Затем были трое постарше всех остальных: мисс Гамма Фэтни, Кас Уорнер и Альфред Макнил. Мисс Гамма была со странностями, она относилась к тому типу старых дев, которые никогда не признаются, что им больше тридцати, к тому же она была наша тройняшка. ФДП сумел наскрести четыре комплекта тройняшек-телепатов подходящего возраста, которых удалось уговорить лететь. Их собирались использовать для того, чтобы связать двенадцать кораблей вместе в четыре группы по три; далее эти группы связывались друг с другом посредством четырех пар двойняшек.
Поскольку тройняшки встречаются в восемьдесят шесть раз реже, чем близнецы, было удивительно, как они сумели найти достаточное количество тройняшек, обладавших телепатическими способностями и согласных лететь. Тут уж было не до выяснения, со сдвигом они или нет. Подозреваю, что мисс Альфу, Бету и Гамму Фэтни привлек эйнштейновский эффект замедления времени; они смогут посчитаться со всеми мужчинами, не женившимися на них, – они ведь почти не постареют, а эти мужчины тем временем поумирают от старости.
Наш корабль был «угловым», и Кас Уорнер был нашим «боковым» близнецом, он через своего близнеца связывал нас с «Васко да Гама»[30], сцепляя таким образом две группы по три корабля.
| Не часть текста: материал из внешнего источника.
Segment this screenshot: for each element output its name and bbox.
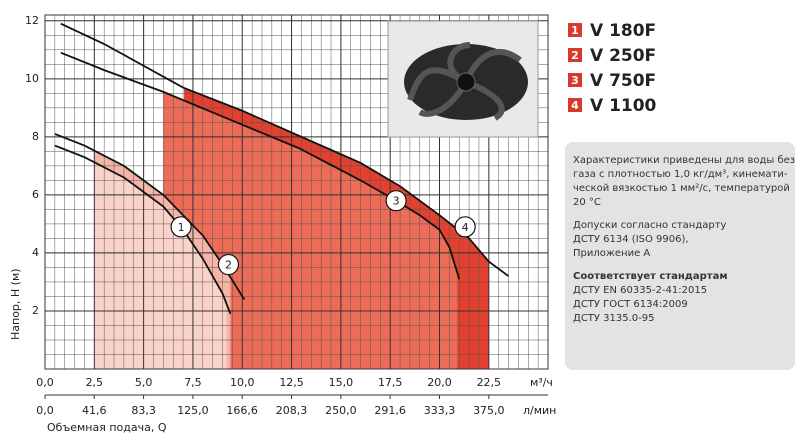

Другие «боковые» близнецы связывали другие углы. Близнецам, работавшим на связи «корабль – корабль», не обязательно было быть молодыми, так как у них не было партнеров на Земле, стареющих, пока их близнецы в космосе остаются молодыми благодаря релятивистскому эффекту. Кас Уорнер был лет сорока пяти, хороший, спокойный мужчина, которому, похоже, нравилось с нами, детишками.
Двенадцатым был мистер («Зовите меня просто „дядя Альфред“») Макнил. Это был негр, возраст его мог быть каким угодно, от шестидесяти пяти и выше (я лично так и не угадал), он обладал той святостью, которая появляется иногда у старых людей, если только они не преисполняются злобы на все и вся и не замыкаются сами в себе… Взглянув на него, вы были бы готовы много поставить на то, что раньше он был дьяконом в своей церкви.
Я познакомился с ним потому, что первую свою ночь в Цюрихе страшно тосковал по дому, а он это заметил, позвал меня после ужина в свою комнату и кое-как утешил. Я принял его за одного из психологов Фонда вроде профессора Брунна, но нет – он тоже был половинкой телепары, и даже не «боковой», его напарник оставался на Земле.
Я не мог поверить в это, пока он не показал мне фотографию своего напарника – маленькой девочки с веселыми глазенками и волосами, собранными в хвостики. Только тогда до моей тупой головы дошло, что это уникальный случай, телепатическая пара, состоящая не из близнецов. Девочка была его двоюродной внучкой, по имени Селестина Реджина Джонсон, – только сам он, показывая мне ее фотографию и одновременно рассказывая ей, кто такой я, называл ее исключительно «лапочка».
Тут я даже прервался и рассказал про такое чудо Пэту, совсем позабыв, что он и сам с ними знаком.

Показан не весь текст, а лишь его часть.